Shortly after the death of Saint Francis, the first stone was laid in what was to become the Papal Basilica of San Francesco, the tomb of the saint, and a destination for Catholic pilgrims. It is in fact two churches, one built on top of the other, with the tomb of Saint Frances in the crypt of the lover church. Built on the edge of the town of Assisi, it forms a majestic spectacle for the tourist arriving from the valley below. as is clearly shown in the photo at the top of the page.
Our first "close" encounter with Saint Francis took place in Mexico in the early years of our travelling life. There we visited a small isolated church that was famous for having a cloister decorated with paintings depicting the life story of Saint Francis. Not being Catholic, we found ourselves quite ignorant of the lifestory of this 13th century icon, but started our journey of learning in that cloister.
One thing we don't remember learning about, was the role played by Saint Francis in the life of another saint from Assisi, Saint Claire, founder of the order of the Clarissas. Claire wanted to be a Franciscan, but had to make do with being a Clarissa instead, founding the conventual order under the guidance and encouragement of Saint Francis.
Assisi, it seems, is a city in which multiples of two reign: two basilicas of San Francesco; two orders of monks/nuns originating here; and two sets of pilgrims to feed its tourist industry: the religious pilgrims and the art pilgrims.
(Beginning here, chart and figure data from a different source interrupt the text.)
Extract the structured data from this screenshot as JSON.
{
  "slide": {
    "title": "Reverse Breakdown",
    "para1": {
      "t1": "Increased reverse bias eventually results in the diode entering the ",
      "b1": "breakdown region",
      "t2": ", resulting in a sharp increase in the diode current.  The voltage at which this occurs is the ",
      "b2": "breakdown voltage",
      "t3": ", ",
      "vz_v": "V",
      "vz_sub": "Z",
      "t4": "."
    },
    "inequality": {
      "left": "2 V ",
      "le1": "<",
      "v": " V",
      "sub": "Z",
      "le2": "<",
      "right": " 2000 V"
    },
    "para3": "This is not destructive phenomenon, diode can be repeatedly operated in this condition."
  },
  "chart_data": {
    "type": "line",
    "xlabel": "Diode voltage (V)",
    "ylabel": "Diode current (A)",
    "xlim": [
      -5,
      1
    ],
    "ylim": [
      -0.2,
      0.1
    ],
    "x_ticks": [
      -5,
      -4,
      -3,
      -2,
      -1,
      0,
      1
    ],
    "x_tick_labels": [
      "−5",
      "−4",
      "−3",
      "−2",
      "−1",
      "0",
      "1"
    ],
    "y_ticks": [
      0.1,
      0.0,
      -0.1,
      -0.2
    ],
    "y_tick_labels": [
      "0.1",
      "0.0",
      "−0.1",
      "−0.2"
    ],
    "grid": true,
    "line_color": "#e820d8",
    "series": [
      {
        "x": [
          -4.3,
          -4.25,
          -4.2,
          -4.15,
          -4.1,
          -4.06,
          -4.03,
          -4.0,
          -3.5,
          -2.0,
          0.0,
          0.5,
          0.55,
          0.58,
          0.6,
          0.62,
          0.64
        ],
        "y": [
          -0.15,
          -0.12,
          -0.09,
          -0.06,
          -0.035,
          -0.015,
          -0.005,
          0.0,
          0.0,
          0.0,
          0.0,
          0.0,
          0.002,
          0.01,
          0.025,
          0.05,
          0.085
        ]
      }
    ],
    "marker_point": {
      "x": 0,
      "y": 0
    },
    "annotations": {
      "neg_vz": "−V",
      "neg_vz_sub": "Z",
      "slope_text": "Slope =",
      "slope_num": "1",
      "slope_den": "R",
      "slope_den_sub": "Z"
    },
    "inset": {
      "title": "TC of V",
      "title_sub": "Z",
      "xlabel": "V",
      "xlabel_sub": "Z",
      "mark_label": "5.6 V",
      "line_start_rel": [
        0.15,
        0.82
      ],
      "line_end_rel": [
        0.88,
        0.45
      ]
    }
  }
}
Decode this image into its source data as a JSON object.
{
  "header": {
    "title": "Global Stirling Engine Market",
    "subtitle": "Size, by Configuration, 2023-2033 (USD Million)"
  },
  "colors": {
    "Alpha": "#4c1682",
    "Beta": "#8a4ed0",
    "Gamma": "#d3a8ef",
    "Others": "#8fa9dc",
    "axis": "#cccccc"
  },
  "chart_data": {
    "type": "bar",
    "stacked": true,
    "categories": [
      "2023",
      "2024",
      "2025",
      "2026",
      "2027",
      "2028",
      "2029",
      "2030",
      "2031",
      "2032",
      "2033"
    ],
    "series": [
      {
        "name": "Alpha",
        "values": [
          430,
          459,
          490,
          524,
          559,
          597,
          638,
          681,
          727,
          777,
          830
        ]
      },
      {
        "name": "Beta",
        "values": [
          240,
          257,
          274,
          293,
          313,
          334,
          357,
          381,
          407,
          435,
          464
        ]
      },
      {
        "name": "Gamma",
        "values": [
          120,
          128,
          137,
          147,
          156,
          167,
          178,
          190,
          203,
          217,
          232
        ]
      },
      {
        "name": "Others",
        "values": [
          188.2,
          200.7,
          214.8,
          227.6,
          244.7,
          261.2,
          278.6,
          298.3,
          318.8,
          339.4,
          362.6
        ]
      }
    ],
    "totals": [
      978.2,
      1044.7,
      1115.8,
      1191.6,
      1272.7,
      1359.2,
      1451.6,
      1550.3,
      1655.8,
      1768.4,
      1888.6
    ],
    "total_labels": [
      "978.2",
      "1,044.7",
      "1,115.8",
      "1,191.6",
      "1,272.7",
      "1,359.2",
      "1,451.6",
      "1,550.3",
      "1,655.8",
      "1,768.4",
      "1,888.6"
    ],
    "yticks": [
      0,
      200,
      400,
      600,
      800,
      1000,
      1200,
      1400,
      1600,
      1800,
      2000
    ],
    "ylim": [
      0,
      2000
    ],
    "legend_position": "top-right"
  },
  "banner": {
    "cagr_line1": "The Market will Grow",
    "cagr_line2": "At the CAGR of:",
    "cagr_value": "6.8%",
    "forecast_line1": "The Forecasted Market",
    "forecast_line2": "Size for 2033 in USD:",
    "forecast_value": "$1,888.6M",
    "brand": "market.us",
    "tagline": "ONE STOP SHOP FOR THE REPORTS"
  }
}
For the basilica of San Francesco is famed not only as the burial place of perhaps the most famous of all the Catholic saints, but also as the place that holds the largest number of surviving frescoes by the 13th century painter Giotto, his contemporaries like Cimabue, and his successors.
Our first time in a chapel completely covered in frescoes was, of course, in Florence. We remember standing open-mouthed at the glory of these enormous walls covered with brilliant color and spectacularly fine detail. We wondered what it must have been like to have an entire church frescoed in this way. We found the answer in Assisi, in the upper and lower basilicas of San Francesco. Even here, however, some damage has been done, some wonderful frescoes lost to architectural modifications as well as plain accident. But the impression, nonetheless, has to be very close to that perceived by a thirteenth-century church-goer. Every square foot of wall and (in the case of the lower basilica) ceiling space is packed with brightly colored frescoes of a freshness and elegance that belie their age.